Così come non mi sembra il massimo, da parte dell’Inter, la gestione del caso Sneijder. Con l’aria che tira, lo avrei tenuto e, soprattutto, impiegato. Stramaccioni ha bisogno di idee a centrocampo: Cigarini, Lodi. Idee fattibili, intendo. Lampard è una grande tentazione. Ha 34 anni, non è un regista: alzerebbe il livello qualitativo della fase offensiva, a discapito del tridente. Ma l’ingaggio? A proposito: se ho Livaja di 19 anni, me lo tengo come vice Milito e lascio perdere Rocchi di 35. Obiezione: il croato ha sbagliato un gol fatto (contro il Genoa). Non solo lui, se è per questo: anche Eto’o, anche Van Persie.

Juventus, Roma e Lazio sono servite. L’infortunio di Chiellini e l’Africa di Asamoah hanno accelerato l’operazione Peluso, piccolo inno alla duttilità e ai rigori del bilancio. Quinta punta: perché non subito Boakye, Gabbiadini o Immobile? Ci sarebbe un intero girone di ritorno per pesarne pregi e limiti. Crepitano, dalla capitale, gli ultimi botti del tormentone Osvaldo. Esplosivo allo stato puro: al posto di Baldini, mi guarderei bene dal metterlo all’asta.

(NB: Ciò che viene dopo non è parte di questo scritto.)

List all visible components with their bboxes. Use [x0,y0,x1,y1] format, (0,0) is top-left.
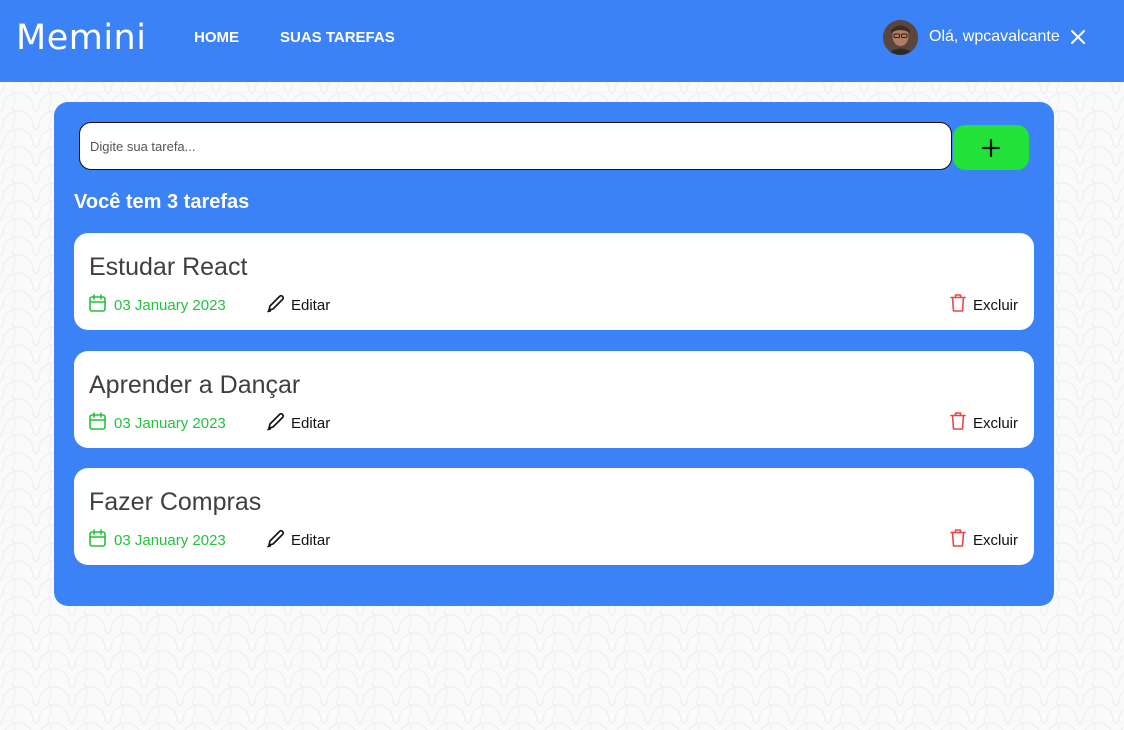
trash-icon [949,528,973,552]
task-date: 03 January 2023 [89,529,226,551]
avatar [883,20,918,55]
delete-label: Excluir [973,296,1019,314]
task-card: Estudar React 03 January 2023 Editar Exc… [74,233,1034,330]
delete-label: Excluir [973,414,1019,432]
edit-task-button[interactable]: Editar [266,294,331,317]
tasks-panel: Você tem 3 tarefas Estudar React 03 Janu… [54,102,1054,606]
pencil-icon [266,294,291,317]
task-input[interactable] [79,122,952,170]
user-greeting: Olá, wpcavalcante [929,28,1060,45]
delete-task-button[interactable]: Excluir [949,293,1019,317]
delete-task-button[interactable]: Excluir [949,528,1019,552]
task-title: Aprender a Dançar [89,371,301,399]
pencil-icon [266,529,291,552]
task-date-text: 03 January 2023 [114,531,226,549]
task-date-text: 03 January 2023 [114,414,226,432]
task-date-text: 03 January 2023 [114,296,226,314]
close-icon[interactable] [1070,29,1086,45]
task-title: Fazer Compras [89,488,262,516]
task-date: 03 January 2023 [89,294,226,316]
trash-icon [949,411,973,435]
trash-icon [949,293,973,317]
task-card: Fazer Compras 03 January 2023 Editar Exc… [74,468,1034,565]
calendar-icon [89,294,114,316]
top-navbar: Memini HOME SUAS TAREFAS Olá, wpcavalcan… [0,0,1124,82]
app-logo[interactable]: Memini [16,16,146,60]
tasks-count-heading: Você tem 3 tarefas [74,191,250,213]
plus-icon [953,138,1029,158]
nav-tasks-link[interactable]: SUAS TAREFAS [280,29,395,47]
task-title: Estudar React [89,253,248,281]
edit-task-button[interactable]: Editar [266,412,331,435]
task-card: Aprender a Dançar 03 January 2023 Editar [74,351,1034,448]
nav-home-link[interactable]: HOME [194,29,239,47]
calendar-icon [89,529,114,551]
delete-task-button[interactable]: Excluir [949,411,1019,435]
calendar-icon [89,412,114,434]
delete-label: Excluir [973,531,1019,549]
edit-label: Editar [291,531,331,549]
add-task-button[interactable] [953,125,1029,170]
pencil-icon [266,412,291,435]
edit-label: Editar [291,296,331,314]
task-date: 03 January 2023 [89,412,226,434]
edit-label: Editar [291,414,331,432]
edit-task-button[interactable]: Editar [266,529,331,552]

Pure la Fiorentina sta bene così. Il Napoli deve far fronte alla squalifica di Cannavaro (sei mesi, primo grado) e alla cessione di Aronica (Palermo). Urge, inoltre, un vice Cavani: Calaiò? Sul bomber uruguagio pesa il lugubre pronostico di Raiola versione Maya: «Resta fino a giugno». Allegria. Bel colpo, se da Udine arrivassero Armero e Benatia.

I mercati cosiddetti di riparazione sono insidiosi. Si dà la caccia al «nome», quando, magari, sarebbe più utile un «cognome». Ricordo la sessione autunnale della stagione 1986-87. Il Napoli di Maradona prelevò da Trieste Francesco Romano: Romano chi? Sembrava una pedina qualsiasi, diventò la rotella-chiave. Altro secolo, d’accordo, e altri calendari, più umani: Ottavio Bianchi ridisegnò il centrocampo attorno al suo righello, la squadra decollò e conquistò il primo, storico, scudetto.

Non mancano le variabili, a cominciare dal Cagliari: sarà davvero costretto, per pagare gli arretrati, a sacrificare il fior fiore della rosa? All’avvio delle trattative si salda la ripresa dell’attività. Le soste sono nidi di vipere. L’effetto panettone è trasversale: nel 2011, ci cascò la Juventus di Delneri (1-4 casalingo con il Parma); nel 2012, la Lazio di Reja (0-4 a Siena). Nel programma della diciannovesima e ultima d’andata spiccano Udinese-Inter a pranzo e Napoli-Roma a cena. L’Inter, per la cronaca, è tornata al lavoro solo mercoledì 2 gennaio.

Nel 2013 confluiranno i quarant’anni di Javier Zanetti (20 agosto 1973) e i novanta del matrimonio Juventus-Agnelli (24 luglio 1923, Edoardo primo presidente). Intanto, mercato: l’anestesia dei poveri (o dei meno ricchi, o dei non più ricchi: fate voi).